Смекни!
smekni.com

Режимы, которые мы выбираем (От издателей) (стр. 18 из 58)

Вот почему, если классифицировать консти­туционно-плюралистические режимы лишь в кате­гории «парламентский — президентский», то в од­ной группе окажутся режимы, практика которых не имеет ничего общего. Конституционные раз­личия, обоснованные с правовой точки зрения, пригодны для использования в социологическом изучении — при обозначении направлений, следуя которым можно представить себе идею того или иного режима. Однако они недостаточны, что­бы классифицировать все возможные типы ре­жимов.

Вторая переменная величина политической систе­мы — партии. По простейшему определению, пар­тией называется добровольное объединение, более или менее организованное, действующее более или менее постоянно и преследующее цель во имя определенной концепции общества и его интересов решать самостоятельно или в союзе с другими за­дачи управления.

Такое определение соотносит партии с их целя­ми. Партия — это объединение людей, стремящихся выполнять функции управления; как следствие, она должна делать все необходимое, чтобы добиться этого, следовательно, ей необходимо располагать большинством и депутатов, и министров.

Партия — объединение добровольное, посколь­ку в конституционных режимах никто не обязан принадлежать к какой-либо партии. Огромное боль­шинство граждан в значительной части конституцион­но-плюралистических режимов не принадлежит ни к одной из партий. (Впрочем, это справедливо и для однопартийных режимов.)

Мое определение вряд ли приложимо к партиям, монопольно владеющим властью, после того как они ее добились. В США, в Великобритании, во Фран­ции партии соперничают друг с другом. Если у пар­тии нет соперников — меняется ее природа.

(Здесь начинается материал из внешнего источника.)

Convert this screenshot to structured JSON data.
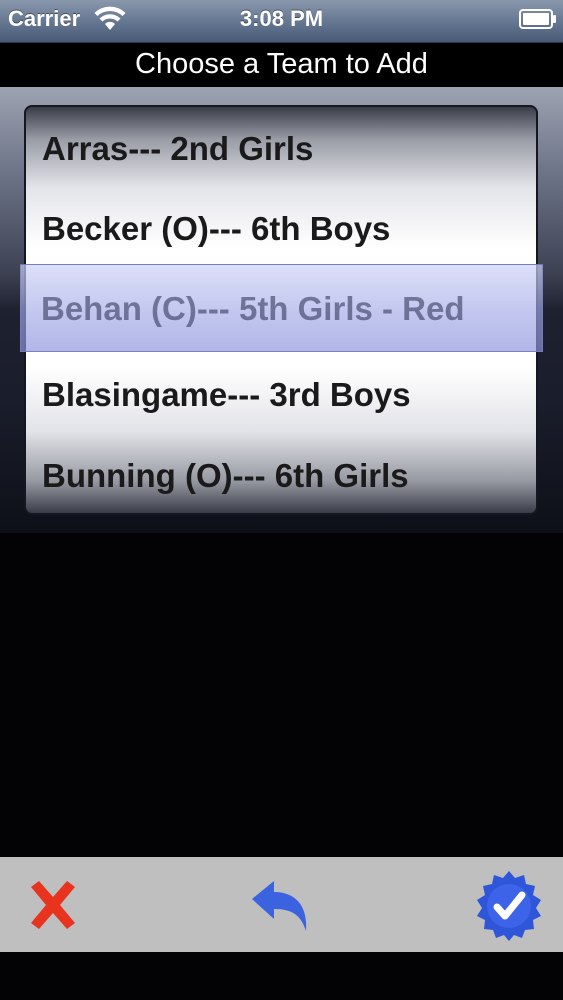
{
  "status_bar": {
    "carrier": "Carrier",
    "time": "3:08 PM",
    "wifi_icon": "wifi-icon",
    "battery_icon": "battery-icon"
  },
  "title": "Choose a Team to Add",
  "picker": {
    "items": [
      "Arras--- 2nd Girls",
      "Becker (O)--- 6th Boys",
      "Behan (C)--- 5th Girls - Red",
      "Blasingame--- 3rd Boys",
      "Bunning (O)--- 6th Girls"
    ],
    "selected": "Behan (C)--- 5th Girls - Red"
  },
  "toolbar": {
    "cancel_icon": "close-x-icon",
    "undo_icon": "undo-arrow-icon",
    "confirm_icon": "checkmark-badge-icon"
  },
  "colors": {
    "cancel": "#e8331f",
    "undo": "#3b63e0",
    "confirm": "#2f56d8",
    "toolbar_bg": "#bfbfbf"
  }
}
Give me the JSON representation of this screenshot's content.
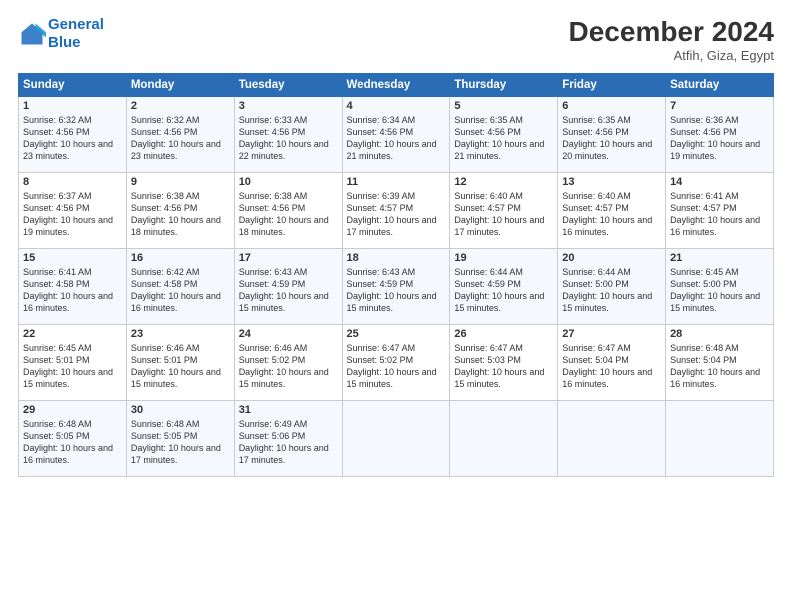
{
  "header": {
    "logo_line1": "General",
    "logo_line2": "Blue",
    "title": "December 2024",
    "location": "Atfih, Giza, Egypt"
  },
  "calendar": {
    "days_of_week": [
      "Sunday",
      "Monday",
      "Tuesday",
      "Wednesday",
      "Thursday",
      "Friday",
      "Saturday"
    ],
    "weeks": [
      [
        null,
        {
          "day": 2,
          "sunrise": "6:32 AM",
          "sunset": "4:56 PM",
          "daylight": "10 hours and 23 minutes."
        },
        {
          "day": 3,
          "sunrise": "6:33 AM",
          "sunset": "4:56 PM",
          "daylight": "10 hours and 22 minutes."
        },
        {
          "day": 4,
          "sunrise": "6:34 AM",
          "sunset": "4:56 PM",
          "daylight": "10 hours and 21 minutes."
        },
        {
          "day": 5,
          "sunrise": "6:35 AM",
          "sunset": "4:56 PM",
          "daylight": "10 hours and 21 minutes."
        },
        {
          "day": 6,
          "sunrise": "6:35 AM",
          "sunset": "4:56 PM",
          "daylight": "10 hours and 20 minutes."
        },
        {
          "day": 7,
          "sunrise": "6:36 AM",
          "sunset": "4:56 PM",
          "daylight": "10 hours and 19 minutes."
        }
      ],
      [
        {
          "day": 8,
          "sunrise": "6:37 AM",
          "sunset": "4:56 PM",
          "daylight": "10 hours and 19 minutes."
        },
        {
          "day": 9,
          "sunrise": "6:38 AM",
          "sunset": "4:56 PM",
          "daylight": "10 hours and 18 minutes."
        },
        {
          "day": 10,
          "sunrise": "6:38 AM",
          "sunset": "4:56 PM",
          "daylight": "10 hours and 18 minutes."
        },
        {
          "day": 11,
          "sunrise": "6:39 AM",
          "sunset": "4:57 PM",
          "daylight": "10 hours and 17 minutes."
        },
        {
          "day": 12,
          "sunrise": "6:40 AM",
          "sunset": "4:57 PM",
          "daylight": "10 hours and 17 minutes."
        },
        {
          "day": 13,
          "sunrise": "6:40 AM",
          "sunset": "4:57 PM",
          "daylight": "10 hours and 16 minutes."
        },
        {
          "day": 14,
          "sunrise": "6:41 AM",
          "sunset": "4:57 PM",
          "daylight": "10 hours and 16 minutes."
        }
      ],
      [
        {
          "day": 15,
          "sunrise": "6:41 AM",
          "sunset": "4:58 PM",
          "daylight": "10 hours and 16 minutes."
        },
        {
          "day": 16,
          "sunrise": "6:42 AM",
          "sunset": "4:58 PM",
          "daylight": "10 hours and 16 minutes."
        },
        {
          "day": 17,
          "sunrise": "6:43 AM",
          "sunset": "4:59 PM",
          "daylight": "10 hours and 15 minutes."
        },
        {
          "day": 18,
          "sunrise": "6:43 AM",
          "sunset": "4:59 PM",
          "daylight": "10 hours and 15 minutes."
        },
        {
          "day": 19,
          "sunrise": "6:44 AM",
          "sunset": "4:59 PM",
          "daylight": "10 hours and 15 minutes."
        },
        {
          "day": 20,
          "sunrise": "6:44 AM",
          "sunset": "5:00 PM",
          "daylight": "10 hours and 15 minutes."
        },
        {
          "day": 21,
          "sunrise": "6:45 AM",
          "sunset": "5:00 PM",
          "daylight": "10 hours and 15 minutes."
        }
      ],
      [
        {
          "day": 22,
          "sunrise": "6:45 AM",
          "sunset": "5:01 PM",
          "daylight": "10 hours and 15 minutes."
        },
        {
          "day": 23,
          "sunrise": "6:46 AM",
          "sunset": "5:01 PM",
          "daylight": "10 hours and 15 minutes."
        },
        {
          "day": 24,
          "sunrise": "6:46 AM",
          "sunset": "5:02 PM",
          "daylight": "10 hours and 15 minutes."
        },
        {
          "day": 25,
          "sunrise": "6:47 AM",
          "sunset": "5:02 PM",
          "daylight": "10 hours and 15 minutes."
        },
        {
          "day": 26,
          "sunrise": "6:47 AM",
          "sunset": "5:03 PM",
          "daylight": "10 hours and 15 minutes."
        },
        {
          "day": 27,
          "sunrise": "6:47 AM",
          "sunset": "5:04 PM",
          "daylight": "10 hours and 16 minutes."
        },
        {
          "day": 28,
          "sunrise": "6:48 AM",
          "sunset": "5:04 PM",
          "daylight": "10 hours and 16 minutes."
        }
      ],
      [
        {
          "day": 29,
          "sunrise": "6:48 AM",
          "sunset": "5:05 PM",
          "daylight": "10 hours and 16 minutes."
        },
        {
          "day": 30,
          "sunrise": "6:48 AM",
          "sunset": "5:05 PM",
          "daylight": "10 hours and 17 minutes."
        },
        {
          "day": 31,
          "sunrise": "6:49 AM",
          "sunset": "5:06 PM",
          "daylight": "10 hours and 17 minutes."
        },
        null,
        null,
        null,
        null
      ]
    ],
    "week1_day1": {
      "day": 1,
      "sunrise": "6:32 AM",
      "sunset": "4:56 PM",
      "daylight": "10 hours and 23 minutes."
    }
  }
}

Определяя цель партии, я не использую термины «могущество» и «влияние». В плюралистических де­мократиях множество группировок, стремящихся ока­зывать влияние на рядовых граждан или на правите­лей. Профсоюзы, вне всякого сомнения, к этому тоже стремятся. Однако, исходя из нашего определения, профсоюзы — не партии, так как они не ставят целью присвоение функции управления. Старая Морская и колониальная лига не была партией, хотя распрост­раняла культ морской державы. Лига за Спасение и обновление Французского Алжира — тоже не партия. Будучи добровольным объединением, она борется за влияние на граждан и правителей, но не планирует приход к власти. Точное определение партии должно принимать во внимание цель, с ко­торой объединяются люди.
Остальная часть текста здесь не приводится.